The US dollar had a volatile New York FX trading session, thanks to the mixed signals from the FOMC statement. While policymakers dismissed the recent slump in hiring and spending as purely a result of temporary factors, they also downgraded their outlook for growth and hiring. Yellen clarified that they could make policy changes anytime, not just during the months with a scheduled press conference following the FOMC statement. Markets were unsure how to interpret these figures, although many believe that a June rate hike is off the table because of the bleak 0.2% GDP reading for Q1.
The euro surged against the dollar and the Kiwi, following relatively downbeat central bank comments for both currencies. Data from the euro zone came in line with expectations, as the German preliminary CPI reading showed a 0.1% dip in price levels. For today, German retail sales and unemployment change figures could have a big say in the shared currency’s price action. Also lined up are Spain’s preliminary CPI and GDP readings.
FX Trading News
The pound extended its FX trading gains to the dollar, as there were no major reports to weigh on the British currency yesterday. The only medium-tier release was the CBI realized sales index, which marked a decline from 18 to 12 instead of improving to the estimated 26 reading. There are still no major reports due from the UK economy today as most forex traders are focusing on the upcoming elections and what it could mean for the pound.

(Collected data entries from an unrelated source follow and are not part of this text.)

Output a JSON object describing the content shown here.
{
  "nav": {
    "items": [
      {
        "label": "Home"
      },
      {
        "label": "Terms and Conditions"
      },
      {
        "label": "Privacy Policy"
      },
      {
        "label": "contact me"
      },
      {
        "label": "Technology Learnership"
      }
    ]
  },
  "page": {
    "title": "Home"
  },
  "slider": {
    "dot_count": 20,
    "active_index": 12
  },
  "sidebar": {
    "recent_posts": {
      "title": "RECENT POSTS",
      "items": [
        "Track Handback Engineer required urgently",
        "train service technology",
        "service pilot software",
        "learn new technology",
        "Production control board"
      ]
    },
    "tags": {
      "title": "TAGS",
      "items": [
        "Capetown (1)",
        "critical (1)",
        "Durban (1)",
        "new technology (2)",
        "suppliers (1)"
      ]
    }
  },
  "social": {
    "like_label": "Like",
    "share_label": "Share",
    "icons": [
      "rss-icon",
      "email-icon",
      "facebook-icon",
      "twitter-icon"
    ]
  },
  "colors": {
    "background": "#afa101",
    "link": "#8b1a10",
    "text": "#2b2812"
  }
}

The franc broke out from its FX trading consolidation against the US dollar, as the Swiss economy also showed an improvement in data. The UBS consumption indicator marked a climb from 1.21 to 1.35, reflecting an increase in consumer-based indicators. The KOF economic barometer is due today and a climb from 90.8 to 91.6 is expected.
The yen was mostly stronger in recent FX trading, as traders moved their safe-haven holdings away from the dollar and towards the Japanese currency. There have been no major releases from Japan then, as traders await today’s BOJ interest rate decision. Earlier today, the preliminary industrial production reading registered a 0.3% dip, better than the projected 3.4% fall.
The Kiwi was a big loser in recent FX trading as the RBNZ reiterated its dovish bias and confirmed that they could lower rates if economic performance continues to lag. In Australia, import prices fell by 0.2% for Q1 versus expectations of a 1.1% gain. Canadian monthly GDP is up for release later on and strong data could allow the Loonie to advance again.